裘百川一邊飲茶,一邊微笑着道:“那是以前,不過今日,我欠你兩條人命!”他陰沉的笑容,浮現在這張英俊的面龐上,顯得略微有一些猙獰。
“兩條人命?什麽人命?”豔千洵道,她看了一眼一旁的美人巴英兒,“你說的可是我們二人?”
豔千洵剛剛回過頭看向裘百川,卻見一張絕美的面龐竟是詭異地出現在了她的面前,這一幕令得豔千洵大驚,想要呼喊出聲,可是喉嚨好似被什麽掐着一般,憋得要命,根本就發不出一絲聲音。
卻見,在豔千洵的白豔的脖子上,是一隻鐵手,狠狠地箍在那嬌嫩的脖子上。
豔千洵有些不可置信的神色,看着眼前笑着流着淚的裘百川,不,應該是于百川。
“逆…逆子!”豔千洵眼睛睜得大大地,她根本就無法置信,她的親生兒子,竟是敢親手将她這個母親殺死!
“母親,在陽間的時候,您不能和父親在一起,如今我便親手讓您二老重聚在陰間!”
“我恨呐,我恨所有的人!”裘百川瘋狂地大笑,猙獰神色使得床上一具白嫩的軀體美人,被駭得臉色慘白。
“你…你!”
冷風吹拂着大床上的輕薄白紗,隐隐露出了白紗下,那一抹白嫩。
裘百川猙獰笑意,看向了巴英兒,“冷月莊内,果真是絕世的美女!”
巴英兒被眼前身着黃色蟒袍的男子,駭到無法說話,卻見裘百川的眼中,流露出正常男子才有的一種神色,巴英兒瞬間心中有數。
她在冷月莊所學的,不就是這種本領麽?是豔千洵親自交給她,如何将女人最大的資本發揮到極緻!

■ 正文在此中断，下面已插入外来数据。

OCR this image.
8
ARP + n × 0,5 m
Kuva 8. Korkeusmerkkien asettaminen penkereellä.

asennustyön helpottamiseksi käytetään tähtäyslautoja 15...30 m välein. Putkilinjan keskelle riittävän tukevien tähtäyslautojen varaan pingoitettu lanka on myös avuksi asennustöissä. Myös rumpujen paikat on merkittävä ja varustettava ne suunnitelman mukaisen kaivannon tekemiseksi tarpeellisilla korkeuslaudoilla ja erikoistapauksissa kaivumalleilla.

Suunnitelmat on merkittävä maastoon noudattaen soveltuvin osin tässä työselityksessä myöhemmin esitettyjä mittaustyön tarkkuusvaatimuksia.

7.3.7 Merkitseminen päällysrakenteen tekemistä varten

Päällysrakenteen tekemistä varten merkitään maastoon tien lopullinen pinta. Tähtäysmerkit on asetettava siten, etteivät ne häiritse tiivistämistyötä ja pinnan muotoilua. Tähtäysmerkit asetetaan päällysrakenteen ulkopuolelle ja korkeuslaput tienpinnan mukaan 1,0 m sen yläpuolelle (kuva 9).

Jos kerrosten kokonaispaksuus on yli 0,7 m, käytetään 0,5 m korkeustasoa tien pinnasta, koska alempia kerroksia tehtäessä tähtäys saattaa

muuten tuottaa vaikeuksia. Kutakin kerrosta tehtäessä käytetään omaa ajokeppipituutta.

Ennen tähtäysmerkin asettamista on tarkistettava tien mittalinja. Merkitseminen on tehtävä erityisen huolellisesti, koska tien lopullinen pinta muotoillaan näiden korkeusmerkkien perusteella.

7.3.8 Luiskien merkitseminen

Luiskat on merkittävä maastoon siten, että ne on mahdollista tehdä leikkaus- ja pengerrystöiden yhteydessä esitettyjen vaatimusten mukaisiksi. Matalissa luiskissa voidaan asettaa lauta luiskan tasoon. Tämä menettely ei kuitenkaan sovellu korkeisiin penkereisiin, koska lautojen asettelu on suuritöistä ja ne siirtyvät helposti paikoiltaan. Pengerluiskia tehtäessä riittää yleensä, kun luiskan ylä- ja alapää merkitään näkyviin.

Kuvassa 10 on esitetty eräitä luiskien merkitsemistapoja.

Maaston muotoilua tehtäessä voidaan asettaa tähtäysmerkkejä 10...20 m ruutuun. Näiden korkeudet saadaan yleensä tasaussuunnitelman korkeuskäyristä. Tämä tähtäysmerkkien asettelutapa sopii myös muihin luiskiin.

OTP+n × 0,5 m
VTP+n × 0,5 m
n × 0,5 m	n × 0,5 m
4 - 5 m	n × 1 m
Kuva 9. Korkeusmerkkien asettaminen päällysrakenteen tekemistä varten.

當她看到裘百川色色的眼神時,巴英兒便是松了一口氣,隻要是男人,她便能搞定,冷月莊衆多冷血的殺手如是,連呆呆的阿呆如是,至于眼前的裘百川,呵呵…自然也是難逃女人的手掌心。
巴英兒如是想到…于是乎,她臉上的笑容更加的甜美了,如天使般純潔,但是這這張大床上,半裸半衣,更是平添了幾分姿色。
見到這一幕,果真,面前的男子,也就是西廠廠公裘百川眼睛眯了起來,嘴角浮起了笑意。
“呵呵,嬌麗的人兒…”裘百川哈哈大笑,随意地招了招手,于是巴英兒便向着裘百川爬了過去,頗有幾分衩襪步香階的魅惑。
“裘某一生,七歲那年入宮,便從來沒有嘗到過女人的滋味,美人兒,你可能給我男人的感覺?”裘百川道。
身家性命在裘百川的手中,巴英兒甜蜜地一笑,點了點頭。
她的腦海中,似曾出現過阿呆的臉龐,可惜,也隻有一瞬。因爲在冷月莊中這十年,巴英兒所學,豔千洵所教,使得她深深地明白,阿呆不過是一名殺手罷了。
充其量,也就是一名金牌殺手。
而爲父母報仇,僅憑一個殺手遠遠是不夠的——不過眼下麽,若是能夠服侍好這名手握生殺大權的西廠廠公,說不定可以屠戮真個鞑子部落,爲父母部族報仇。
這樣想着,巴英兒的臉色的笑容,更加的甜美了。
至于什麽阿呆,巴英兒直接将他過濾掉了——一切的童真和美好,已經被現實和時間,洗刷的幹幹淨淨!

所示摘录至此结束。